All behavior data on this page was obtained by sending real API requests to live provider endpoints and observing accept/reject responses. This approach catches undocumented constraints that provider documentation may not cover.

Sources¶

Argo parameter probing — #220: 24 non-embedding models probed across both OpenAI Chat and Anthropic endpoints.
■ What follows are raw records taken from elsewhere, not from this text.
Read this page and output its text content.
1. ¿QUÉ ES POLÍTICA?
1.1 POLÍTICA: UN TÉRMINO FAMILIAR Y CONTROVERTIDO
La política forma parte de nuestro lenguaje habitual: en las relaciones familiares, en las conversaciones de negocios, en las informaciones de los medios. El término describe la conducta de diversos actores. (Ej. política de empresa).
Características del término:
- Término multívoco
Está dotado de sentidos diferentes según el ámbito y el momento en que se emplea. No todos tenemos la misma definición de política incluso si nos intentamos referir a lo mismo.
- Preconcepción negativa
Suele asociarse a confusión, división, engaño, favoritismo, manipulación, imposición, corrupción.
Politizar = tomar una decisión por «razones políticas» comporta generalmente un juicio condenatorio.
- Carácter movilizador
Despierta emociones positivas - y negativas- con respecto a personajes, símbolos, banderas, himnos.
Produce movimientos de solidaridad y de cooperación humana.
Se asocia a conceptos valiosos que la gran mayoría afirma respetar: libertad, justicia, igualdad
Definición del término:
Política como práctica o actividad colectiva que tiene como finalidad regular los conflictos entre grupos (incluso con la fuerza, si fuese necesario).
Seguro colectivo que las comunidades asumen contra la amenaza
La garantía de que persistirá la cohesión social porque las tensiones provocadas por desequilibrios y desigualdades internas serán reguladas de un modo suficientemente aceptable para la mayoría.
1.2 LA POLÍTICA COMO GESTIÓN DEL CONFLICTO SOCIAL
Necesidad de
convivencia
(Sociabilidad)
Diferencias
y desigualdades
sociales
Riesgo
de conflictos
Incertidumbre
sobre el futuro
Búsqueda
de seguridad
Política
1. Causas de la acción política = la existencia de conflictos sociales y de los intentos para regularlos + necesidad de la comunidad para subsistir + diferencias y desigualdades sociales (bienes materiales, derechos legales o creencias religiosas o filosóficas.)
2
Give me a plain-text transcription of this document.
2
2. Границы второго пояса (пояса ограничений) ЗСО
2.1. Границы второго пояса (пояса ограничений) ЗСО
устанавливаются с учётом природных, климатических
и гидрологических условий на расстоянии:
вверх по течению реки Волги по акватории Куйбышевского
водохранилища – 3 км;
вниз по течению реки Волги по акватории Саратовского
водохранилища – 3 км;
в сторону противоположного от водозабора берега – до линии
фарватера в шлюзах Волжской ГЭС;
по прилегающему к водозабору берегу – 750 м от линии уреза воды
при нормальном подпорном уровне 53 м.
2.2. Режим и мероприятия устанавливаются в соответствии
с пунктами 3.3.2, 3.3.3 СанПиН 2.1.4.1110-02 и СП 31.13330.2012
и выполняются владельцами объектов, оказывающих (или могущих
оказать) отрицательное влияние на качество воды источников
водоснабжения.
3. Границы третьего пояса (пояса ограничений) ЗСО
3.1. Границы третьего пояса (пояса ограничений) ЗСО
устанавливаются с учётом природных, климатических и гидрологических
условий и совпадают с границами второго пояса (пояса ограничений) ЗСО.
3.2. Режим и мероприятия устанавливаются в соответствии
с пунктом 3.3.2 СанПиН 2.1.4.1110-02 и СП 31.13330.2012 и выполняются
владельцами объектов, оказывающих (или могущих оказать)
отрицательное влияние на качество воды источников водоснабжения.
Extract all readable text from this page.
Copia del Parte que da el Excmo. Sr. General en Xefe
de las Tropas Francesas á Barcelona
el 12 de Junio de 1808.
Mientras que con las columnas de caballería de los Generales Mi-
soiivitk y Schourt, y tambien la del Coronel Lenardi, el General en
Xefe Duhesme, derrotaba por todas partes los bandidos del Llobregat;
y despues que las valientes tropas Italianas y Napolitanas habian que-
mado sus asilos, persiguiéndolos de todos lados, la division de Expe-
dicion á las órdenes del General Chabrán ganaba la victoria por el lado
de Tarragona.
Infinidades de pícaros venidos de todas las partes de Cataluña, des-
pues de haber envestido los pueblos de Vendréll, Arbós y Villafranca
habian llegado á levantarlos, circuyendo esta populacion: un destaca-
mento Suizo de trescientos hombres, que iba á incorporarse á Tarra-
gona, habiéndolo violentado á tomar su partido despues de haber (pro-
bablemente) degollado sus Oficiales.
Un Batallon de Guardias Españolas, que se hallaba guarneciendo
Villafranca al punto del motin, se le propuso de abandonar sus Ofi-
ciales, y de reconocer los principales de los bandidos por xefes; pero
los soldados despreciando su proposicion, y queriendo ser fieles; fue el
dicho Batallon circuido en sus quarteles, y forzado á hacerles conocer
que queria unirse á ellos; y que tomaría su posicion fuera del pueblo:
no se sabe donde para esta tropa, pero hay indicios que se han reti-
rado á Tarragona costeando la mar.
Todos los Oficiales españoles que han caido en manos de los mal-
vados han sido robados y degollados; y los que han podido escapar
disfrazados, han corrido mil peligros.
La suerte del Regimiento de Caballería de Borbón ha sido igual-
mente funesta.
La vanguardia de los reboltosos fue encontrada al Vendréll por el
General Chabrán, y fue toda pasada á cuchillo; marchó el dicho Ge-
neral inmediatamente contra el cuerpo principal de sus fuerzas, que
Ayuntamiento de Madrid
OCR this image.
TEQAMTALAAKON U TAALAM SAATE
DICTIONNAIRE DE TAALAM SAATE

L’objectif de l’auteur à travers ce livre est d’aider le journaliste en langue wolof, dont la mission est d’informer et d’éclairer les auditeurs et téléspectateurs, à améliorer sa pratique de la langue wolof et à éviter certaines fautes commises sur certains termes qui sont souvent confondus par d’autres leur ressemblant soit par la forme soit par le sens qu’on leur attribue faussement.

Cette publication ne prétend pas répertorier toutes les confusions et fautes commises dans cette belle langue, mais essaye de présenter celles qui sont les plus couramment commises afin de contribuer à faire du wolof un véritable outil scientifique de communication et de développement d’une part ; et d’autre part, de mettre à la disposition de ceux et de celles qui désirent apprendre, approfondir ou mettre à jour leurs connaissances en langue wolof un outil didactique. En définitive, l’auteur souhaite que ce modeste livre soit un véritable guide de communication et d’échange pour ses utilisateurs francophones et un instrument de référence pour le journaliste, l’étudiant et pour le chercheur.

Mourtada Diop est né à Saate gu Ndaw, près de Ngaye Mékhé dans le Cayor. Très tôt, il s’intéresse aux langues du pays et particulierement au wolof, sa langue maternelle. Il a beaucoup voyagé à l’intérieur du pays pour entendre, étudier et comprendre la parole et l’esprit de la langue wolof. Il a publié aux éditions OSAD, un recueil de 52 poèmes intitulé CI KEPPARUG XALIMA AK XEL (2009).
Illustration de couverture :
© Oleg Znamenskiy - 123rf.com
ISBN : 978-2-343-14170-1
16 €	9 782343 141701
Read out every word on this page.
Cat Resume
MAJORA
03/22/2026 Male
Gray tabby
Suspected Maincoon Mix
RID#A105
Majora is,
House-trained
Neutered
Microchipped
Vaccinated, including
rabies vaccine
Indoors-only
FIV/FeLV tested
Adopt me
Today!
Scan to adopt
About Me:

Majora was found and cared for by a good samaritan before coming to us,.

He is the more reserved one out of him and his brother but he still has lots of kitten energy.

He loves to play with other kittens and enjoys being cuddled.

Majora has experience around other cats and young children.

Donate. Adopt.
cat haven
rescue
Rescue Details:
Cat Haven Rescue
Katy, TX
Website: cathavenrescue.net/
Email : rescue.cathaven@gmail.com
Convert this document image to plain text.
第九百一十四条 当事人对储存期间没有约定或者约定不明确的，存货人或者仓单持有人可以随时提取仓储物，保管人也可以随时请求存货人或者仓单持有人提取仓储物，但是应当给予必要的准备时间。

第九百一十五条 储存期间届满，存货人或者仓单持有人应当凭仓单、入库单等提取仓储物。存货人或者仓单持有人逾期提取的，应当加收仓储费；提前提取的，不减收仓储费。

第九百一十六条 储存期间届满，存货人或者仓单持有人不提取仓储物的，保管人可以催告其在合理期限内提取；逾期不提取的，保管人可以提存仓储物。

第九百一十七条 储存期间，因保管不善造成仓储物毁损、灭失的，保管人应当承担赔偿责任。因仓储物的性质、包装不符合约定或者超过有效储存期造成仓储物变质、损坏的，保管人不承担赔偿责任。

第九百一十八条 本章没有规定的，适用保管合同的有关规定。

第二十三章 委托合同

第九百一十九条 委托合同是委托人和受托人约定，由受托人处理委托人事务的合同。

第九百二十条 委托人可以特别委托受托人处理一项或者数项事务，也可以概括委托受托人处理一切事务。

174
Covered sampling, thinking modes, effort values, tool schemas, and field constraints.
Official API effort probing — #185 comment: Effort value acceptance tested against OpenAI, Anthropic (via OpenRouter), DeepSeek, Volcengine, and MiniMax.
Unsigned reasoning block discovery — #268: Dev-test replay of Claude CLI session revealed Argo Anthropic rejecting thinking blocks with empty signatures.

Discrepancies Found¶

Provider documentation does not always match actual API behavior. Notable examples from Argo probing:

What docs say	What actually happens
o-series models reject `temperature` / `top_p`	Accepted and silently ignored
gpt5 / gpt5mini / gpt5nano accept `temperature` / `top_p`	Only accept `temperature=1.0`; any other value → 400
opus47 supports `thinking.type: "enabled"`	Only accepts `adaptive`

These discrepancies are why empirical probing is essential — and why shim configuration exists to encode the actual behavior rather than the documented behavior.